Que n’a-t-elle pas enduré depuis la mort de son mari ? Des violents se sont agités pour la dominer. Autant qu’elle l’a pu, elle les a opposés, tour à tour, les uns aux autres. La reine-mère sait le pays sans ressources, le poids de quarante millions de dettes, les difficultés de chaque jour pour nourrir et habiller une maison où l’on ne peut pas toujours payer ses serviteurs ; elle n’ignore pas la plaie des soldats sans emploi, comparable à celle de nos chômeurs ; elle sait les Français divisés dans leur conscience.

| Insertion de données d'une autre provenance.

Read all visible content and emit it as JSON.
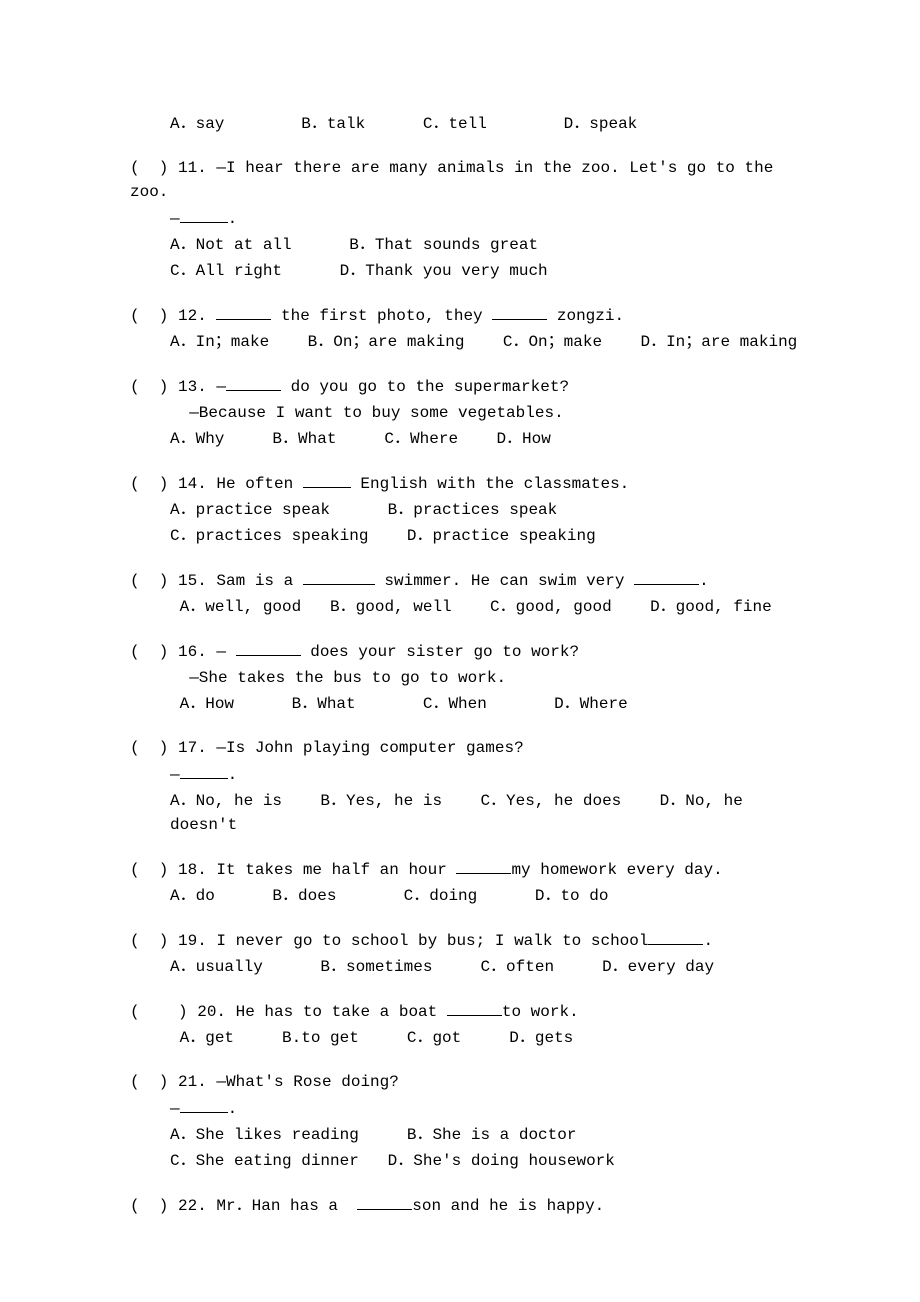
{
  "questions": [
    {
      "num": "",
      "lines": [
        {
          "cls": "sub",
          "text": "A．say        B．talk      C．tell        D．speak"
        }
      ]
    },
    {
      "num": "11",
      "lines": [
        {
          "cls": "main",
          "text": "(  ) 11. —I hear there are many animals in the zoo. Let's go to the zoo."
        },
        {
          "cls": "sub",
          "html": "—<span class='blank w40'></span>."
        },
        {
          "cls": "sub",
          "text": "A．Not at all      B．That sounds great"
        },
        {
          "cls": "sub",
          "text": "C．All right      D．Thank you very much"
        }
      ]
    },
    {
      "num": "12",
      "lines": [
        {
          "cls": "main",
          "html": "(  ) 12. <span class='blank w50'></span> the first photo, they <span class='blank w50'></span> zongzi."
        },
        {
          "cls": "sub",
          "text": "A．In；make    B．On；are making    C．On；make    D．In；are making"
        }
      ]
    },
    {
      "num": "13",
      "lines": [
        {
          "cls": "main",
          "html": "(  ) 13. —<span class='blank w50'></span> do you go to the supermarket?"
        },
        {
          "cls": "sub",
          "text": "  —Because I want to buy some vegetables."
        },
        {
          "cls": "sub",
          "text": "A．Why     B．What     C．Where    D．How"
        }
      ]
    },
    {
      "num": "14",
      "lines": [
        {
          "cls": "main",
          "html": "(  ) 14. He often <span class='blank w40'></span> English with the classmates."
        },
        {
          "cls": "sub",
          "text": "A．practice speak      B．practices speak"
        },
        {
          "cls": "sub",
          "text": "C．practices speaking    D．practice speaking"
        }
      ]
    },
    {
      "num": "15",
      "lines": [
        {
          "cls": "main",
          "html": "(  ) 15. Sam is a <span class='blank w70'></span> swimmer. He can swim very <span class='blank w60'></span>."
        },
        {
          "cls": "sub",
          "text": " A．well, good   B．good, well    C．good, good    D．good, fine"
        }
      ]
    },
    {
      "num": "16",
      "lines": [
        {
          "cls": "main",
          "html": "(  ) 16. — <span class='blank w60'></span> does your sister go to work?"
        },
        {
          "cls": "sub",
          "text": "  —She takes the bus to go to work."
        },
        {
          "cls": "sub",
          "text": " A．How      B．What       C．When       D．Where"
        }
      ]
    },
    {
      "num": "17",
      "lines": [
        {
          "cls": "main",
          "text": "(  ) 17. —Is John playing computer games?"
        },
        {
          "cls": "sub",
          "html": "—<span class='blank w40'></span>."
        },
        {
          "cls": "sub",
          "text": "A．No, he is    B．Yes, he is    C．Yes, he does    D．No, he doesn't"
        }
      ]
    },
    {
      "num": "18",
      "lines": [
        {
          "cls": "main",
          "html": "(  ) 18. It takes me half an hour <span class='blank w50'></span>my homework every day."
        },
        {
          "cls": "sub",
          "text": "A．do      B．does       C．doing      D．to do"
        }
      ]
    },
    {
      "num": "19",
      "lines": [
        {
          "cls": "main",
          "html": "(  ) 19. I never go to school by bus; I walk to school<span class='blank w50'></span>."
        },
        {
          "cls": "sub",
          "text": "A．usually      B．sometimes     C．often     D．every day"
        }
      ]
    },
    {
      "num": "20",
      "lines": [
        {
          "cls": "main",
          "html": "(    ) 20. He has to take a boat <span class='blank w50'></span>to work."
        },
        {
          "cls": "sub",
          "text": " A．get     B.to get     C．got     D．gets"
        }
      ]
    },
    {
      "num": "21",
      "lines": [
        {
          "cls": "main",
          "text": "(  ) 21. —What's Rose doing?"
        },
        {
          "cls": "sub",
          "html": "—<span class='blank w40'></span>."
        },
        {
          "cls": "sub",
          "text": "A．She likes reading     B．She is a doctor"
        },
        {
          "cls": "sub",
          "text": "C．She eating dinner   D．She's doing housework"
        }
      ]
    },
    {
      "num": "22",
      "lines": [
        {
          "cls": "main",
          "html": "(  ) 22. Mr．Han has a  <span class='blank w50'></span>son and he is happy."
        }
      ]
    }
  ]
}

Un pays étranger, l’Espagne catholique, s’est proposé d’intervenir dans nos affaires intérieures, moins pour se préserver de l’hérésie que pour sauvegarder sa domination aux Pays-Bas et protéger ses colonies. C’est cela que la reine-mère a compris. Catherine de Médicis veut gagner du temps, sauver la couronne d’un roi adolescent ; et Charles IX ne paraît d’ailleurs pas avoir beaucoup plus de santé que François II qui est mort enfant. Celle dont nous admirons l’esprit politique, la reine-mère dont ses panégyristes ont loué, après coup, la maîtrise, la duplicité, et même de trop grands projets, passe, aux yeux de ceux qui l’observent le plus attentivement, et avec le plus de sympathie, pour une femme faible, qui ne sait pas prendre une résolution. Elle connaît parfaitement tous les chefs de partis, pense qu’elle ne peut faire fond sur aucun d’eux plus particulièrement, pas même sur celui qui dirige son conseil, le connétable de Montmorency. Il est un vieillard ondoyant, qui

  1. Protéger ses enfants, ne pas les jeter dans un risque, est chez elle une obsession.